ADVISOR | Novembre 2021
Una storia di amore iniziata oltre quindici anni fa, quella tra consulenti finanziari e architettura aperta, celebrata con l’arrivo in Italia di decine di SGR estere.
I consulenti finanziari potevano finalmente scegliere tra un numero crescente di asset manager americani, inglesi, francesi che affiancavano i nomi storici delle società di gestione del risparmio italiano.
Nel 2007 il 75% dei consulenti finanziari sceglieva in autonomia la casa di investimento e all’interno di questa il fondo o i fondi da proporre ai propri clienti, tra quelli messi a disposizione della mandante, ovviamente.
Anche le mandanti erano alla spasmodica ricerca di nuovi leader dell’asset manager, meglio se esteri, da mettere in vetrina per dare un respiro più globale e cool alla propria attività di consulenza finanziaria.
I mercati finanziari, si sa, non hanno confini, quindi le porte erano aperte a qualsiasi asset manager che avesse una buona reputazione e un buon track record.

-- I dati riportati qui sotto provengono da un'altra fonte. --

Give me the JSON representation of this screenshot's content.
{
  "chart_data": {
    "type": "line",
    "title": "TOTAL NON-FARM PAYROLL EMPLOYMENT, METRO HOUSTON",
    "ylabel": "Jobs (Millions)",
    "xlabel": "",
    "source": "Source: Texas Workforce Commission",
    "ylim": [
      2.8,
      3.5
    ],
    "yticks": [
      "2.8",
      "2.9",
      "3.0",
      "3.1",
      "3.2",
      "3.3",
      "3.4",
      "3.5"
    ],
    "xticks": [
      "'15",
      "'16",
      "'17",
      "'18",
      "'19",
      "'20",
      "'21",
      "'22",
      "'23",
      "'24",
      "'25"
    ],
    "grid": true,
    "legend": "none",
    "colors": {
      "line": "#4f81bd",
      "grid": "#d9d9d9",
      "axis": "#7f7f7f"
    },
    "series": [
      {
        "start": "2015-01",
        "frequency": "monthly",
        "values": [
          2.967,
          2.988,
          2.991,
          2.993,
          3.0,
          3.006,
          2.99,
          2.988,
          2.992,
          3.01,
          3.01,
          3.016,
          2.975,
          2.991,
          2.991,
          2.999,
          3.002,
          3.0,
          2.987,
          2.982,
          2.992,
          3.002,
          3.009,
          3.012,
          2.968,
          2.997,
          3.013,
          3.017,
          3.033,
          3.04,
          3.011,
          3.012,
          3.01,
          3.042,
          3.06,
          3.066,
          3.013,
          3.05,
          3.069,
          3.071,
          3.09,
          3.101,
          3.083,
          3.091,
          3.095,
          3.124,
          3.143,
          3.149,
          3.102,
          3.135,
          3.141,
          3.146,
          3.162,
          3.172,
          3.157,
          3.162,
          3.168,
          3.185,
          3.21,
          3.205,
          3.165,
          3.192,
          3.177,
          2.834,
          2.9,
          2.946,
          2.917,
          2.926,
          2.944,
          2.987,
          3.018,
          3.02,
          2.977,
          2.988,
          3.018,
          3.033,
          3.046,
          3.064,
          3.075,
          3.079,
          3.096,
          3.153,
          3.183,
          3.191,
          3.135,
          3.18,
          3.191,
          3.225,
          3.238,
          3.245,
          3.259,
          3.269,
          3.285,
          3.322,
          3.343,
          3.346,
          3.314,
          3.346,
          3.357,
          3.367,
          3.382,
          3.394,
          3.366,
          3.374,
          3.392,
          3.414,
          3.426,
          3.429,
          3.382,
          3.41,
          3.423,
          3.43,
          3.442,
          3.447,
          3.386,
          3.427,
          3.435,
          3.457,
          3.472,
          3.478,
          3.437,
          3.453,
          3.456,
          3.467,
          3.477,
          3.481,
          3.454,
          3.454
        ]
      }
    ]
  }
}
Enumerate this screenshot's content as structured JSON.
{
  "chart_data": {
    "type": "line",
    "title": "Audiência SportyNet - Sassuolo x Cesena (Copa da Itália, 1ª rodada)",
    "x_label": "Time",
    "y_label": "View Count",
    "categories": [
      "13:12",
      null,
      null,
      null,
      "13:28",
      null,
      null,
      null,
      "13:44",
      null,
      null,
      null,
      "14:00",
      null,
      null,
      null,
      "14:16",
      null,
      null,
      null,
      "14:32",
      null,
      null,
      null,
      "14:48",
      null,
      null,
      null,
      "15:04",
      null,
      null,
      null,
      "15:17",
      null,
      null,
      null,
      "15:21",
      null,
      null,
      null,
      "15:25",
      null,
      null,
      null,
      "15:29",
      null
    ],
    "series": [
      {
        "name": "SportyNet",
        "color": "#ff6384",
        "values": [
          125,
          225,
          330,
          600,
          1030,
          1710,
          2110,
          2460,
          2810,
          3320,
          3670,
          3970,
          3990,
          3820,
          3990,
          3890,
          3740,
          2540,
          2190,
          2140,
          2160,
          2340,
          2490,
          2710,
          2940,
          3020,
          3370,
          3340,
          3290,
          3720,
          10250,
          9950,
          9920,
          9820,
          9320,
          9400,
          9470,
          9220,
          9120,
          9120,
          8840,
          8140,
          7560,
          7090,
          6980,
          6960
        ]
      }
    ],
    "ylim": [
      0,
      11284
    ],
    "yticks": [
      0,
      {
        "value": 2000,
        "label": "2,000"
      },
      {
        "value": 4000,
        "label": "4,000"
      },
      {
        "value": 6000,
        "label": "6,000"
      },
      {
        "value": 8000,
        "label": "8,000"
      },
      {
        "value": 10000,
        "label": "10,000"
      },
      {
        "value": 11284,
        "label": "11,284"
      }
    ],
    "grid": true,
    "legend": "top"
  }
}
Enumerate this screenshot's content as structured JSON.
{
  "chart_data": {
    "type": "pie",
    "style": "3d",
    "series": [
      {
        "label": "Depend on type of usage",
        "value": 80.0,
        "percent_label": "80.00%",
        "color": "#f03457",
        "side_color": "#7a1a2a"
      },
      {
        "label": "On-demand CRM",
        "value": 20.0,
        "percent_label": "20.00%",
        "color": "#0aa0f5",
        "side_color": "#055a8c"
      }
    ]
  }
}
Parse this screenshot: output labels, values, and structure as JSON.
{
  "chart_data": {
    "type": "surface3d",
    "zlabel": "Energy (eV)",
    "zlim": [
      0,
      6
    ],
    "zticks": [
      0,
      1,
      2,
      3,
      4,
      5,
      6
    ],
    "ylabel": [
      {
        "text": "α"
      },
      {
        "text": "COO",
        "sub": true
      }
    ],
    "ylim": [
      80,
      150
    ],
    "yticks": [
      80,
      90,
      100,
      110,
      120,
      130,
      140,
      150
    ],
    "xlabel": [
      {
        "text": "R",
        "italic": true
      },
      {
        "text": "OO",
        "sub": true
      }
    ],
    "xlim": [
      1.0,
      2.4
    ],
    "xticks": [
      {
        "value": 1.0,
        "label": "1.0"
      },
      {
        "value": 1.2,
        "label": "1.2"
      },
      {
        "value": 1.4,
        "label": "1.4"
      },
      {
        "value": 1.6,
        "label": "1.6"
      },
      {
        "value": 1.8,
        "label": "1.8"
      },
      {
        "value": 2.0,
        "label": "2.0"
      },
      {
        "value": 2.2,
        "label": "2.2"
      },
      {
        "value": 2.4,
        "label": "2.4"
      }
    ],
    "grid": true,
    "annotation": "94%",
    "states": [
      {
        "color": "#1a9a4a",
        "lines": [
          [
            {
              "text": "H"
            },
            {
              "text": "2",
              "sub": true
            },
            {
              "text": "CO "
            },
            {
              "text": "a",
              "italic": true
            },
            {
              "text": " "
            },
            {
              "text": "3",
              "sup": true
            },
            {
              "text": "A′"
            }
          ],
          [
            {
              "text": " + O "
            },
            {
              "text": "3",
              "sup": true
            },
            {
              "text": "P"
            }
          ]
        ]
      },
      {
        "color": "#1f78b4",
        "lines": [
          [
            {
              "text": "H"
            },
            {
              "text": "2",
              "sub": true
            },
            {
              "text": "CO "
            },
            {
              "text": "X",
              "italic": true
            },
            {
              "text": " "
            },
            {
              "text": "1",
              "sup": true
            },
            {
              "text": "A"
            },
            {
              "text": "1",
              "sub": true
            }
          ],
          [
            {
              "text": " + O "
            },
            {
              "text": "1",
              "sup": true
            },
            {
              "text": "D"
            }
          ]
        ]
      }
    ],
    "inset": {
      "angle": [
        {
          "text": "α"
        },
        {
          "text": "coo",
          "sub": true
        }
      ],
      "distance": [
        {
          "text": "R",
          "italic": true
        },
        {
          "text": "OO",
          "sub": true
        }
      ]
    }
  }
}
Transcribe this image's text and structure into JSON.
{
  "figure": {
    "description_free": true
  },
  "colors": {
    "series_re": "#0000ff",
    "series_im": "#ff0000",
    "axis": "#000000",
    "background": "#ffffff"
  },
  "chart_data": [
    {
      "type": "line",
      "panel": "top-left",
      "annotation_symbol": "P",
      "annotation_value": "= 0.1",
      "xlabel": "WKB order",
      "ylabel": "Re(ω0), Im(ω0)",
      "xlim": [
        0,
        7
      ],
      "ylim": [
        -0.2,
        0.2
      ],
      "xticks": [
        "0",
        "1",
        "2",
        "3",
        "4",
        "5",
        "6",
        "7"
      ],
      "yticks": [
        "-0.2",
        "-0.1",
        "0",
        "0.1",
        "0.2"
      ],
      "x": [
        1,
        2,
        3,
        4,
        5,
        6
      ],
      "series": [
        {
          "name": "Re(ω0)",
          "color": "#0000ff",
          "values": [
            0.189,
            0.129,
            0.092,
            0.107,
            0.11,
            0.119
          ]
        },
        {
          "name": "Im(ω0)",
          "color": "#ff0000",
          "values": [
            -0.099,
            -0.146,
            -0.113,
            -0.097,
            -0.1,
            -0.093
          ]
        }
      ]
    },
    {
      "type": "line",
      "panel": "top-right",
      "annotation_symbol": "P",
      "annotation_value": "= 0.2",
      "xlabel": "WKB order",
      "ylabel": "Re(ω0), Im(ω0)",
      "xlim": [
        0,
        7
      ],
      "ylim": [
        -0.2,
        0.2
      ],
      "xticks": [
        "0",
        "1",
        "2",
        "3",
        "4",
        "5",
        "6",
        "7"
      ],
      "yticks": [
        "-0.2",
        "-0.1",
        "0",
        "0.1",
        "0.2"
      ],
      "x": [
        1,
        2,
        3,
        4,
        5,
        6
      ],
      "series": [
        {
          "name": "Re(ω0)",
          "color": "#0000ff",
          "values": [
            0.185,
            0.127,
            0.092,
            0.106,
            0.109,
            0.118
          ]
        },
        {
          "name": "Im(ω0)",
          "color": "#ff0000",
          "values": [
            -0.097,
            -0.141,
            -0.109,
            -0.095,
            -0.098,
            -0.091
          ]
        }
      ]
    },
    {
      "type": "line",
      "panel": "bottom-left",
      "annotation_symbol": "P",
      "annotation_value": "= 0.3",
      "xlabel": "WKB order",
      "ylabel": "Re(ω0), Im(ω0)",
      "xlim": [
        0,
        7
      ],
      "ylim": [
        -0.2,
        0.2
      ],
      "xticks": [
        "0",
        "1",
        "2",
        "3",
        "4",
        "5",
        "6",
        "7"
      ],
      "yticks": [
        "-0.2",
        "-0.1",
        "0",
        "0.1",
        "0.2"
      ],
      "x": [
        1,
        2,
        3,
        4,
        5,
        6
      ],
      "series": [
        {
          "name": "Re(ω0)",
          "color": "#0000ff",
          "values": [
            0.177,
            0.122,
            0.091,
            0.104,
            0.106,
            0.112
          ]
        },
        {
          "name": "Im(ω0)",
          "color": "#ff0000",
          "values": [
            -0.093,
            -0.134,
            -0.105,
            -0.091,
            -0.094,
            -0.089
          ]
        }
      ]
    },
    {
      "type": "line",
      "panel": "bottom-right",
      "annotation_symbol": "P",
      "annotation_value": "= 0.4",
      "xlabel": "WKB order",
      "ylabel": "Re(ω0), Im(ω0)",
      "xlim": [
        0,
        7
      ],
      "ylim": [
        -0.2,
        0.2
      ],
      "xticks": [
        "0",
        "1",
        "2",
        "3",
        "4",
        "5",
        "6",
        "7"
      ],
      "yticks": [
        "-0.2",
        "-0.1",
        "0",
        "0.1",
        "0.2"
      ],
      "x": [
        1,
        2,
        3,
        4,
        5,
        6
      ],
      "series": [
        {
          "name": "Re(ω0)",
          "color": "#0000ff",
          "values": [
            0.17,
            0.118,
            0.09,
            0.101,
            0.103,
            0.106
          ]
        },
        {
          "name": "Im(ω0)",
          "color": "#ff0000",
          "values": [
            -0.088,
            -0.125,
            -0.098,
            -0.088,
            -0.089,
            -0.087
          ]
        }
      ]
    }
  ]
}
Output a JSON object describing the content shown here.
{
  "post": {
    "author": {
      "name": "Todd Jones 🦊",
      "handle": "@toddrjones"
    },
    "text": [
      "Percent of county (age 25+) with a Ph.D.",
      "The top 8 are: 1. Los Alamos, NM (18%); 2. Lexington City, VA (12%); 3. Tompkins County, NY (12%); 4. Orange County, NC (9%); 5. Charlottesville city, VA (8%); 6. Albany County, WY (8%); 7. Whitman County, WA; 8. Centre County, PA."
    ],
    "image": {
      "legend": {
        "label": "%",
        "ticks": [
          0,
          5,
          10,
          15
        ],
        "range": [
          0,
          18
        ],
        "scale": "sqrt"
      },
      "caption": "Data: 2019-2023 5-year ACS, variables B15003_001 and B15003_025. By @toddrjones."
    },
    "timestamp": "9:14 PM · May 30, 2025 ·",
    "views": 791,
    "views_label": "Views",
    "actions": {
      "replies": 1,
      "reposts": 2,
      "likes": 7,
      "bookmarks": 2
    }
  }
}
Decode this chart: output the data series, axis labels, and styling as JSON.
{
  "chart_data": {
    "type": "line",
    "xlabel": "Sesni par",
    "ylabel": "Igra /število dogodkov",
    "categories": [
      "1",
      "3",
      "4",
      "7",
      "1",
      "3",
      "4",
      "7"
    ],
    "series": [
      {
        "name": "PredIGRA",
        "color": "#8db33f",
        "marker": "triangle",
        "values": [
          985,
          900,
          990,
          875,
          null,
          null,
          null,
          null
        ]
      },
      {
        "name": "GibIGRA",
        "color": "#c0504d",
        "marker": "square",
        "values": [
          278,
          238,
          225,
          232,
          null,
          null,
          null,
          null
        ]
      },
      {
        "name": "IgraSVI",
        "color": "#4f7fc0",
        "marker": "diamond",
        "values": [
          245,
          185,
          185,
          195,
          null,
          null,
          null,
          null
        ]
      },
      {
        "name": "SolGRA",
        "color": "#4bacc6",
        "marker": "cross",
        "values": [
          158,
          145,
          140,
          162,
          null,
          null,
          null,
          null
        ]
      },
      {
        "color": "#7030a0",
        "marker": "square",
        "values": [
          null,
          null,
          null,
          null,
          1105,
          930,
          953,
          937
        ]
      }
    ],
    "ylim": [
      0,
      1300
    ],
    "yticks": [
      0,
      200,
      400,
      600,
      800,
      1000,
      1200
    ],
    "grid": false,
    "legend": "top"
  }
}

A meno di quindici anni, i numeri si sono invertiti. Solo il 25% dei consulenti va ancora “à la carte” mentre il 75% di loro si affida ai “menù degustazione” predisposti dallo chef della mandante, ovverossia dal team di fund selection che oggi decide la buy list e il destino delle SGR.
Come se non bastasse le mandanti, anche quelle storicamente più aperte alle SGR terze hanno cominciato, chi prima chi dopo, a creare vere e proprie SGR interne, dedite alla gestione in delega a case terze dei propri asset.
Gestioni in delega mediante la richiesta alle SGR di veri e propri cloni dei loro fondi super star da inserire in contenitori a nome della SGR della mandante e caratterizzati da nomi accattivanti in linea con le tendenze di mercato.
Ovviamente alle SGR è richiesto di rinunciare non solo alla visibilità del proprio brand, ma anche a qualche punto base nelle commissioni di gestione.
Tutto ciò per le mandanti ha tre vantaggi: 1) un beneficio economico derivante dalla stretta sulle commissioni alle SGR; 2) un controllo diretto del rischio; 3) una maggiore retention dei clienti in caso di cambio di casacca del consulente.
Per il consulente il vantaggio è quello di poter contare su soluzioni di investimento preconfezionate dalla propria mandante, liberando tempo da investire nella relazione con i clienti e i prospect.
Oggi – con qualche eccezione – il mercato sembra dunque aver chiuso con l’architettura aperta.
Corsi e ricorsi storici come direbbe Gian Battista Vico: chissà se il futuro ci possa riservare un altro cambio di rotta?